Thursday, 30 December 2010
The Crimson Petal and the White by Michel Faber
Synopsis: Sugar is a prostitiute in late 19th century London. Forced into prostituition by her mother at a young age ('here's a gentleman to keep you warm'), she hates men and spends her time writing a revenge novel. Soon to be afflent business-man William Rackham falls for her and first buys her a place to live, and then installs her as the governess to his daughter Sophie. As Sugar rises up socially, she meets a large cast of characters from all walks of society.
Score: 4.5 out of 5
This was an unputdownable book. I was worried about the length before starting (800+ pages, small font) but within the first chapter I was sucked into Victorian London and just wanted to read on and on. Sugar's world jumps out at you from the page and it feels like a true representation. There's no happy ever afters, prostitution is not at all glamorised and bad things happen to good people all of the time.

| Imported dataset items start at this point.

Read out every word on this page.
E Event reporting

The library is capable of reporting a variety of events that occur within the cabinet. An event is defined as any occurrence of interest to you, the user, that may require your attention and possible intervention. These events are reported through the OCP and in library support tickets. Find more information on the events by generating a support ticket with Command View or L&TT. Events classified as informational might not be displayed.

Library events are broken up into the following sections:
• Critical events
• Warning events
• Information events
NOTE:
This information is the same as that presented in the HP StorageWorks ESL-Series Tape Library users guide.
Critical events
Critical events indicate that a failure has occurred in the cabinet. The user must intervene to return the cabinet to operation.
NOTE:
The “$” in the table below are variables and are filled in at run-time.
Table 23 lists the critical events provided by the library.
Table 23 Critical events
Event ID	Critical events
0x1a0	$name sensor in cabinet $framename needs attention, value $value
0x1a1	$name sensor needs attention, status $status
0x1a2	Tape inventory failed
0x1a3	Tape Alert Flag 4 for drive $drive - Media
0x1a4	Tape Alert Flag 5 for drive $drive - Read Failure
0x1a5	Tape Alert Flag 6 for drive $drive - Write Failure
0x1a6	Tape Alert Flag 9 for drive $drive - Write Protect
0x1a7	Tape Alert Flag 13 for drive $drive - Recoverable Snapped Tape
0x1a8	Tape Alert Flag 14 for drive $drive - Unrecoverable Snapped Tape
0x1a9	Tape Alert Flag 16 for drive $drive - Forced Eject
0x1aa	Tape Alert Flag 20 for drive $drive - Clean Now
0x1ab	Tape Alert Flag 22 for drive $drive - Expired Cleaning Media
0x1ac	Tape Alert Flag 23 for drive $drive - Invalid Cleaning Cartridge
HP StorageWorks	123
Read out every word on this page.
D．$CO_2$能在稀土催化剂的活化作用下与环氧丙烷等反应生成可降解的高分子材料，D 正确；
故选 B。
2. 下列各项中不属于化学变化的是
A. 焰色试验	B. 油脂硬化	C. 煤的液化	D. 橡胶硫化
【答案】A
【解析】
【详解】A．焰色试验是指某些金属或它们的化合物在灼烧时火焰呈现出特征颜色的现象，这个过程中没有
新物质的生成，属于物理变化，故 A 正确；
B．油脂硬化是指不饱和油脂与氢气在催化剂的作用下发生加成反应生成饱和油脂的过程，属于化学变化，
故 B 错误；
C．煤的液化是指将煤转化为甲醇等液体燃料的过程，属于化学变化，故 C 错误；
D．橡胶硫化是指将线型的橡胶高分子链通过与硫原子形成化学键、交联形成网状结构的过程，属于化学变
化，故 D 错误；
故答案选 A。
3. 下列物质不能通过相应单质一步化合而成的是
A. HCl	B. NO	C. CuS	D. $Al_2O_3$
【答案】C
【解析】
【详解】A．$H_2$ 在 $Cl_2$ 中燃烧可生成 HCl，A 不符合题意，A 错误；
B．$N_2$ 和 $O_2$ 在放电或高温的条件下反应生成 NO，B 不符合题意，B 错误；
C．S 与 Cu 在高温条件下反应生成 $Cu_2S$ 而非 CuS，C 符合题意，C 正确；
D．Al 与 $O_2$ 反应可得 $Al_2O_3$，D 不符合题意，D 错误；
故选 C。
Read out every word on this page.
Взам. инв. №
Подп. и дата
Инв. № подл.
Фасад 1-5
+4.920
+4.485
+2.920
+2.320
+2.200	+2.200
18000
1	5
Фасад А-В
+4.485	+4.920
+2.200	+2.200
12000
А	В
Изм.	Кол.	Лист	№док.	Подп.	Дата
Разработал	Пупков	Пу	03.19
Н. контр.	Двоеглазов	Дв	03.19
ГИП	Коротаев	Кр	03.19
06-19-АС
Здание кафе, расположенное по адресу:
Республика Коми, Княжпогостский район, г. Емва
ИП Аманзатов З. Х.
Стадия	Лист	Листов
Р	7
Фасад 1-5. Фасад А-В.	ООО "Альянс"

By far the biggest strength of Faber's novel is the characters. Even the minor characters were well developed and rounded (Caroline, the doctor) and the major characters started to feel like old friends by the end of the book. Faber seemed to have an especial talent for female characterisation - the determination and drive of Sugar was contrasted wonderfully with Rackham's wife, Agnes, a woman who had managed to bear a child without knowing anything about how her body functions and thinks that a demon is causing her menstruation. I also had a soft spot for Mrs Fox, a widow who didn't care about society's rules and was trying to help prostitutes in her own blundering way. Compared to this, the male characters were equally complex, but weak.
This was also a book that had a lot to say on a number of issues: prostititution, the role of women, class, poverty, depression, religion, insanity, healthcare, attitudes to children, social climbing and marriage. But thankfully all this took a back seat to the story and Faber never came off as preachy. All of the characters went through a decent amount of development and by the end of the book I didn't want it to be over. I could happily have read about the next 30 or so year's of Sugar's life.
The only criticism I can make, that stopped it from receiving 5 stars, was the abrupt nature of the ending. Even though I can appreciate the artistic merit in the ending, I wanted to know what happened next!
Recommended for historical and gothic fiction fans.